Gael rolled his own eyes, but refused to break eye contact. He was not going to lose a battle of wills to an imaginary stuffed animal!

Chronis forelegs waved as kind of a distraction as he looked away. “Yes, yes! All a dream! Nothing to see here, my brother!”

“I thought you were claiming to be my father.” Gael snuffed out his cigar and put it back into his inner vest pocket. “Get your story straight.”

“Much more like brother, but let me show you this beautiful thing before we go chat with Mother.” The egg shell they were kind of floating, kind of suspected comfortably by spider web, turned transparent and the sky was filled with stars in all directions. “That one there, look up towards the top, looks rather whitish and very thin from here?”

“I see it.”

“That is the Milky Way, the galaxy that Earth is in.”

“I don’t think that my imagination is this good.”

“Oh no! Your imagination is excellent! Remember that time you told Sister Ann-Marie that you needed a steel rosary so it wouldn’t soak up your tears of repentance, but you really just wanted to try using it as a brass knuckles substitute? Excellent imagination.” A secondary leg patted Gael on the shoulder, encouragingly.

“That just proves I don’t think through the consequences of my actions. It felt like I broke my own fingers.”

“You busted Henry Mathews’ jaw.”

“And got myself kicked out of school. I’d have made a shit priest anyway.”

“Being a priest is boring. It might have been fun in the Inquisition, if you hadn’t been Jewish in that life.”

“Can I wake up now?”

“No, we have to go talk to Mother.”

“I bet I’m drunk off my ass and Jack is muttering science bullshit in his sleep.”
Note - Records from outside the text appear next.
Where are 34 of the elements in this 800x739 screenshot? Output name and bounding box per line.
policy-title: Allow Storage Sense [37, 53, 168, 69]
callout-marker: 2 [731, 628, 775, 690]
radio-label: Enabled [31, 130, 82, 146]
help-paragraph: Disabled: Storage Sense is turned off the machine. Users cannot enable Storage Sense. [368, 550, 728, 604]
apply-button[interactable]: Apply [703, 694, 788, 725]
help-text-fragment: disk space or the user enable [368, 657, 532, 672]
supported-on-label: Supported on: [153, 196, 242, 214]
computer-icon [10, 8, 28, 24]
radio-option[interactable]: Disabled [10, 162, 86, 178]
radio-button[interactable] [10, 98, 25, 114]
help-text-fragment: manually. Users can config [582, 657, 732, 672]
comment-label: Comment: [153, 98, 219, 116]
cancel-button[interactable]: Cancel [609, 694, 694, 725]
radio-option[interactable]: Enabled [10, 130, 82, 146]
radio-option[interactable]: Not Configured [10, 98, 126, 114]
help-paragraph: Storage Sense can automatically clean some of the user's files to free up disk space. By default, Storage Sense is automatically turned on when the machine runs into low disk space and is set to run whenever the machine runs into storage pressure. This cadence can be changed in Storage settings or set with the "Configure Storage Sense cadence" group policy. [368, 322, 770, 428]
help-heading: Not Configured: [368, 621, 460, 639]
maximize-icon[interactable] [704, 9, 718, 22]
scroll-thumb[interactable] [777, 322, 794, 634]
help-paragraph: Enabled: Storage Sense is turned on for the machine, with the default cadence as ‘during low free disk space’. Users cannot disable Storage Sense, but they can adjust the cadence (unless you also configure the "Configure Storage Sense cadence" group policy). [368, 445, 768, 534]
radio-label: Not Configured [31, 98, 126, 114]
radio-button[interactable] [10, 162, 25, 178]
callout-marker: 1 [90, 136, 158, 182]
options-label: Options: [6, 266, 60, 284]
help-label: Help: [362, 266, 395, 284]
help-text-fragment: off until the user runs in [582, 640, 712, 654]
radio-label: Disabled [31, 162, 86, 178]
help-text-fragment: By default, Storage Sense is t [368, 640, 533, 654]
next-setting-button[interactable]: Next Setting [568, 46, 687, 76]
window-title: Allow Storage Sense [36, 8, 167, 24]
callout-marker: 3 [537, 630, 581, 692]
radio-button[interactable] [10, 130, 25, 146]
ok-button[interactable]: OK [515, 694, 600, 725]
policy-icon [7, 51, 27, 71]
“I’m sure that’s it,” Chronis said comfortingly. “You are very good at getting drunk. Even better than your imagination!”

“Thanks,” Gael grumbled as he gave Chronis a sideways glare.
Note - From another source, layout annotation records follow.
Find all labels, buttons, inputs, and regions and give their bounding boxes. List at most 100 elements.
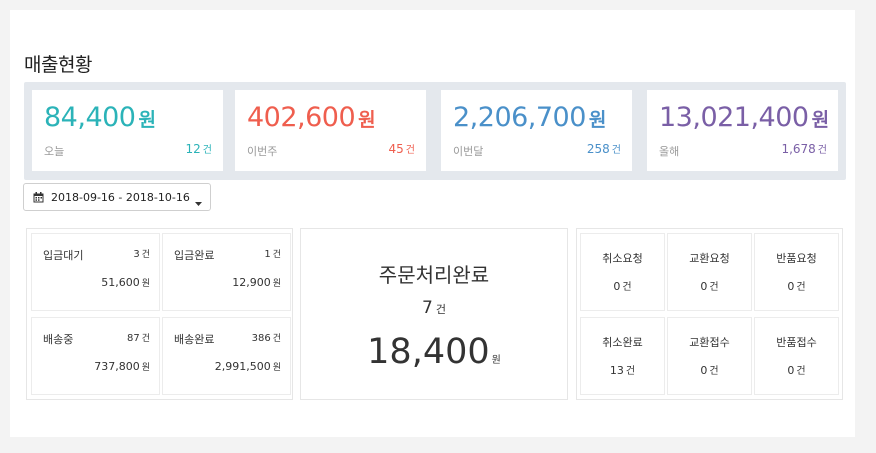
claim-count-unit: 건 [709, 282, 719, 293]
stat-count: 12 건 [186, 141, 212, 156]
stat-label: 올해 [659, 145, 680, 158]
stat-count-unit: 건 [405, 145, 415, 156]
status-label: 입금대기 [43, 249, 84, 262]
claim-count: 13 건 [581, 362, 664, 377]
stat-amount: 402,600 원 [247, 102, 376, 133]
stat-count-value: 1,678 [781, 142, 816, 156]
status-card-delivered[interactable]: 배송완료 386 건 2,991,500 원 [162, 317, 291, 395]
stat-count-value: 45 [388, 142, 404, 156]
claim-count-value: 13 [609, 364, 624, 377]
status-amount-value: 51,600 [101, 276, 140, 289]
stat-label: 오늘 [44, 145, 65, 158]
stat-count: 1,678 건 [781, 141, 827, 156]
claim-count-unit: 건 [622, 282, 632, 293]
claim-count-unit: 건 [625, 366, 636, 377]
stat-card-this-week: 402,600 원 이번주 45 건 [235, 90, 426, 171]
stat-value: 84,400 [44, 102, 136, 133]
claim-label: 취소완료 [602, 336, 643, 349]
status-amount-unit: 원 [272, 279, 281, 289]
claim-count: 0건 [668, 362, 751, 377]
claim-card-return-request[interactable]: 반품요청 0건 [754, 233, 839, 311]
date-range-picker[interactable]: 2018-09-16 - 2018-10-16 [23, 183, 211, 211]
page-title: 매출현황 [24, 54, 92, 76]
order-complete-title: 주문처리완료 [378, 263, 490, 287]
stat-label: 이번달 [453, 145, 484, 158]
status-amount: 737,800 원 [94, 360, 150, 373]
claims-box: 취소요청 0건 교환요청 0건 반품요청 0건 취소완료 13 건 교환접수 0건… [576, 228, 843, 400]
status-label: 입금완료 [174, 249, 215, 262]
caret-down-icon [195, 196, 202, 209]
stat-count-unit: 건 [202, 145, 212, 156]
status-amount-unit: 원 [141, 363, 150, 373]
status-amount-unit: 원 [272, 363, 281, 373]
stat-card-this-year: 13,021,400 원 올해 1,678 건 [647, 90, 838, 171]
status-count: 386 건 [252, 331, 281, 344]
status-count-unit: 건 [272, 334, 281, 344]
claim-card-exchange-request[interactable]: 교환요청 0건 [667, 233, 752, 311]
stat-amount: 84,400 원 [44, 102, 156, 133]
claim-count-unit: 건 [796, 366, 806, 377]
status-amount-value: 737,800 [94, 360, 140, 373]
status-count-value: 3 [133, 249, 140, 260]
status-label: 배송완료 [174, 333, 215, 346]
claim-card-cancel-complete[interactable]: 취소완료 13 건 [580, 317, 665, 395]
order-complete-amount-value: 18,400 [367, 332, 490, 372]
date-range-label: 2018-09-16 - 2018-10-16 [51, 191, 190, 204]
status-amount: 51,600 원 [101, 276, 150, 289]
stat-count-value: 12 [185, 142, 201, 156]
claim-count: 0건 [581, 278, 664, 293]
claim-label: 반품접수 [776, 336, 817, 349]
claim-count: 0건 [668, 278, 751, 293]
status-count-unit: 건 [141, 334, 150, 344]
stat-label: 이번주 [247, 145, 278, 158]
status-amount: 12,900 원 [232, 276, 281, 289]
claim-count-unit: 건 [796, 282, 806, 293]
claim-count-value: 0 [787, 364, 795, 377]
status-card-shipping[interactable]: 배송중 87 건 737,800 원 [31, 317, 160, 395]
claim-label: 교환요청 [689, 252, 730, 265]
stat-amount: 2,206,700 원 [453, 102, 606, 133]
order-complete-count-value: 7 [422, 298, 433, 318]
status-card-awaiting-deposit[interactable]: 입금대기 3건 51,600 원 [31, 233, 160, 311]
status-count-value: 1 [264, 249, 271, 260]
deposit-shipping-box: 입금대기 3건 51,600 원 입금완료 1건 12,900 원 배송중 87 건 … [26, 228, 293, 400]
status-count: 1건 [264, 247, 281, 260]
calendar-icon [33, 192, 44, 206]
stat-count-unit: 건 [611, 145, 621, 156]
claim-card-cancel-request[interactable]: 취소요청 0건 [580, 233, 665, 311]
stat-count: 258 건 [587, 141, 621, 156]
claim-count: 0건 [755, 362, 838, 377]
claim-count-value: 0 [700, 364, 708, 377]
status-amount-value: 2,991,500 [214, 360, 271, 373]
claim-label: 교환접수 [689, 336, 730, 349]
order-complete-amount-unit: 원 [491, 355, 501, 366]
status-count-unit: 건 [272, 250, 281, 260]
stat-unit: 원 [588, 109, 607, 131]
claim-label: 반품요청 [776, 252, 817, 265]
claim-count-unit: 건 [709, 366, 719, 377]
order-complete-count-unit: 건 [435, 303, 446, 316]
status-count-value: 87 [126, 333, 140, 344]
claim-card-exchange-received[interactable]: 교환접수 0건 [667, 317, 752, 395]
status-label: 배송중 [43, 333, 74, 346]
stat-card-this-month: 2,206,700 원 이번달 258 건 [441, 90, 632, 171]
stat-card-today: 84,400 원 오늘 12 건 [32, 90, 223, 171]
stat-value: 2,206,700 [453, 102, 586, 133]
claim-label: 취소요청 [602, 252, 643, 265]
order-complete-count: 7건 [301, 298, 567, 318]
claim-count-value: 0 [700, 280, 708, 293]
stat-unit: 원 [358, 109, 376, 131]
status-amount-unit: 원 [141, 279, 150, 289]
stat-amount: 13,021,400 원 [659, 102, 829, 133]
stat-value: 402,600 [247, 102, 356, 133]
sales-status-panel: 매출현황 84,400 원 오늘 12 건 402,600 원 이번주 45 건 2,2… [10, 10, 855, 437]
status-card-deposit-complete[interactable]: 입금완료 1건 12,900 원 [162, 233, 291, 311]
status-count-value: 386 [251, 333, 271, 344]
claim-count-value: 0 [613, 280, 621, 293]
stat-count-value: 258 [586, 142, 610, 156]
status-amount: 2,991,500 원 [215, 360, 281, 373]
claim-card-return-received[interactable]: 반품접수 0건 [754, 317, 839, 395]
claim-count-value: 0 [787, 280, 795, 293]
stat-value: 13,021,400 [659, 102, 809, 133]
order-complete-box[interactable]: 주문처리완료 7건 18,400 원 [300, 228, 568, 400]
The eggshell went white again, but with a wide door that lead onto a bridge made of spider web in a lovely and intricate pattern.
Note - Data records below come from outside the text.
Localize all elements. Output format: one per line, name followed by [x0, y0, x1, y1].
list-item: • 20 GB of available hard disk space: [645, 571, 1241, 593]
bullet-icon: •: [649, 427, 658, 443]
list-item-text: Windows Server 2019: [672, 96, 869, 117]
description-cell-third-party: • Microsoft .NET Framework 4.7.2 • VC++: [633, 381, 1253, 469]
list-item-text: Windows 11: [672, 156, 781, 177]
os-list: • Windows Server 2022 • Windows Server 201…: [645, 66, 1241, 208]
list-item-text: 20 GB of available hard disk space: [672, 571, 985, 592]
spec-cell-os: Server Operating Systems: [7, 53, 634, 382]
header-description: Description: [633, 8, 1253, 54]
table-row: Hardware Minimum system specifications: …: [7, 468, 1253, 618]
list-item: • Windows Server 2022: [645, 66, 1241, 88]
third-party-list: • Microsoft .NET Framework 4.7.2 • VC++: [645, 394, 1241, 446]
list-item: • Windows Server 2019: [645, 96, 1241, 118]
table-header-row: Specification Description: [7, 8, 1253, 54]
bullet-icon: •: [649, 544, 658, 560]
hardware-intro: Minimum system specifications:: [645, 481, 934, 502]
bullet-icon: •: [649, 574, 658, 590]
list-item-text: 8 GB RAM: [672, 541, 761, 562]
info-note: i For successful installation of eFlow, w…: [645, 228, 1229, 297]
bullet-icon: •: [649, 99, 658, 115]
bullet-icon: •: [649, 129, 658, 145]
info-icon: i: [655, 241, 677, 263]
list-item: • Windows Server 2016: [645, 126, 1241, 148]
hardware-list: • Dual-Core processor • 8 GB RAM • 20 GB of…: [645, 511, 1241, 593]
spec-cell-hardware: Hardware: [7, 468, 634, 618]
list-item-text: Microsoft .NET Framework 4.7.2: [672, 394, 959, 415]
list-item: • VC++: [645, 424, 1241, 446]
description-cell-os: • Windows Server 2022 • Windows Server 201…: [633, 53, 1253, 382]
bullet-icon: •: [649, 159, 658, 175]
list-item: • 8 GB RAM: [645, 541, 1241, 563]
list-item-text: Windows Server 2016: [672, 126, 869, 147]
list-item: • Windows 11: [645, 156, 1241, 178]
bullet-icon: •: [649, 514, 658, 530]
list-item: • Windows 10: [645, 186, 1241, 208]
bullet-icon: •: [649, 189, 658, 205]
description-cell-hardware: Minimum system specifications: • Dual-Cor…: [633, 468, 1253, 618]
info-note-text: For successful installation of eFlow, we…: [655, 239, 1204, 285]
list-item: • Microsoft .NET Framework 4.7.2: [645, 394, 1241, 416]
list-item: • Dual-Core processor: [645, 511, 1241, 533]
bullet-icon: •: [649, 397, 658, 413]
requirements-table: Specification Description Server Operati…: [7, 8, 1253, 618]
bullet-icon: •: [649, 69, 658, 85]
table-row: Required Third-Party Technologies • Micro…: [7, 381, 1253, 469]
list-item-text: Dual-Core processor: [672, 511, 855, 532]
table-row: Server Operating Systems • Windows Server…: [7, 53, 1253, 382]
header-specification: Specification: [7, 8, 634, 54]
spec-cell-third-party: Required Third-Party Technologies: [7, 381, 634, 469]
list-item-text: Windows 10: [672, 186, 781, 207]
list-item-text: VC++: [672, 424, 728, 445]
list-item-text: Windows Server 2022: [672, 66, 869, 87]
Chronis stepped out of the egg and onto the bridge. He skittered up the side of what seemed to be a transparent tube of some kind, spun around so he was facing Gael. “Did you bring your rosary?”

“Always. What are you getting me into, ya gobshite?”

"You don't want my people showing up on Earth and eating your people, do you? No. I didn't think so. So now we have to sort out Mother."